We all know the importance of optimising participant enrolment in clinical trials by now.
It’s fairly obvious isn’t it?
The process of identifying and obtaining participants for a study is a major determinant of a clinical trials success and subsequent commercial relevance. It is therefore a consideration that demands focus, priority and proactive implementation from trial conception to completion.
Without study participants there really is no clinical trial and with too few participants we run the risk of possibly proving nothing at all, (or nothing clinically worthwhile anyway). Researchers and their funding sources can potentially waste numerous efforts and (expensive) resources, including valuable time in which other developing or comparable therapies can affect the population under investigation and render the study intervention superfluous or even ethically unviable.
We must consider the potential impact extending recruitment periods has over time as new evidence from comparable or related studies may influence the appropriateness of continuing one’s own trial by indicating that continual recruitment is inappropriate or by increasing study non-compliance (in instances where participants ‘drop-out’ of study treatment in favour of the new comparator) or forcing trial mangers to expensively redesign studies to maintain statistical power and significance.
We have to ask ourselves, if new evidence arises during the time it has taken to enrol our intended sample that suggests our hypothesis has already been proven, is it clinically worthwhile or ethical to continue? What if the evidence suggests our intervention is inferior or if the therapy has an unacceptable safety profile? We may have to cease the whole study. If excessive attrition in our study sample occurs or accrual is too slow, the initial power calculations will be have inaccurately applied for this new sample total, analysis is limited and any inferences made as to the effect of the intervention will be potentially inconsequential.

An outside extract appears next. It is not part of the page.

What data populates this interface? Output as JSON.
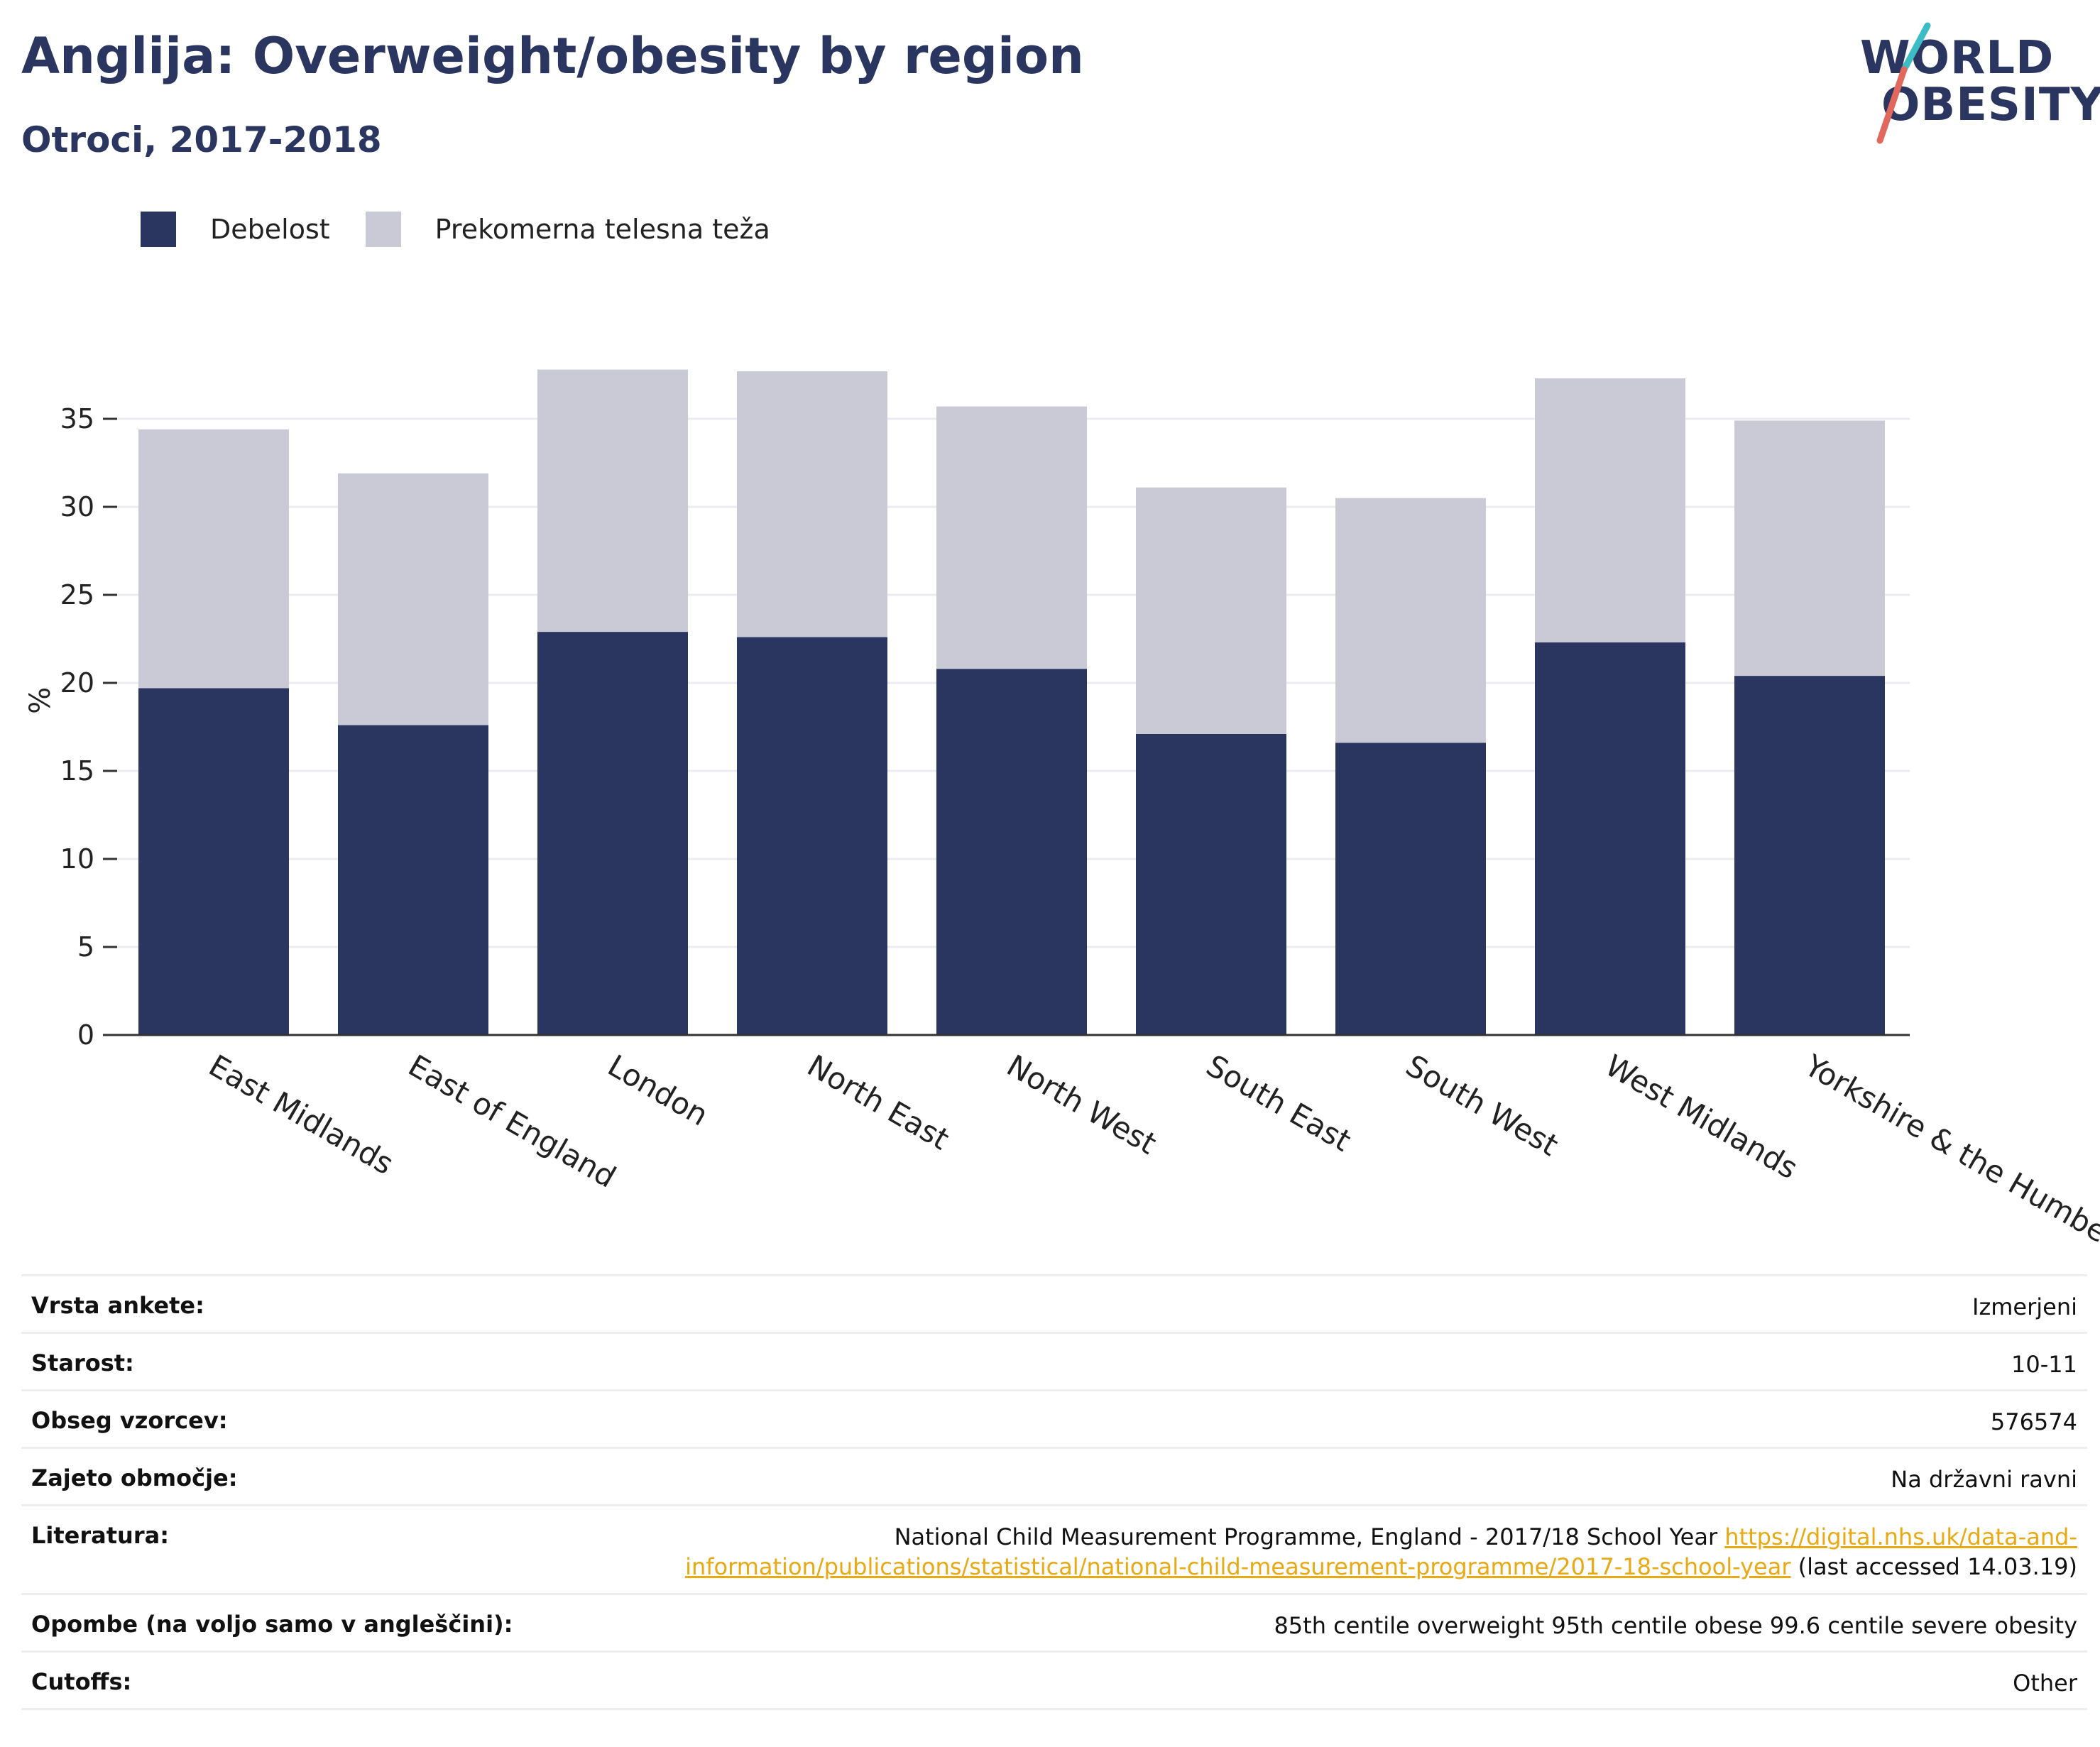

It is fair to say that in light of new evidence, we must consider continuing recruitment and enrolment in a study only if we can be assured that:
- Important clinical questions remain unanswered.

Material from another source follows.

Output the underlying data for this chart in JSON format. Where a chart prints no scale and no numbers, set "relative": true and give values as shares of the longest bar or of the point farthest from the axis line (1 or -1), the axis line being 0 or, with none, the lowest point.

- There is an ethical basis for continuation (including opportunity for individual patients to receive treatment)
- Trial mangers and researchers have the ability (resources/statistical power) to answer these revised questions.
There is an obvious need to balance the risks and benefits of people participating in trial with knowledge gained for helping future patients to which the population is representative of. If clear evidence suggests that any new treatment is better than current study intervention then we should not continue the trial or recruitment.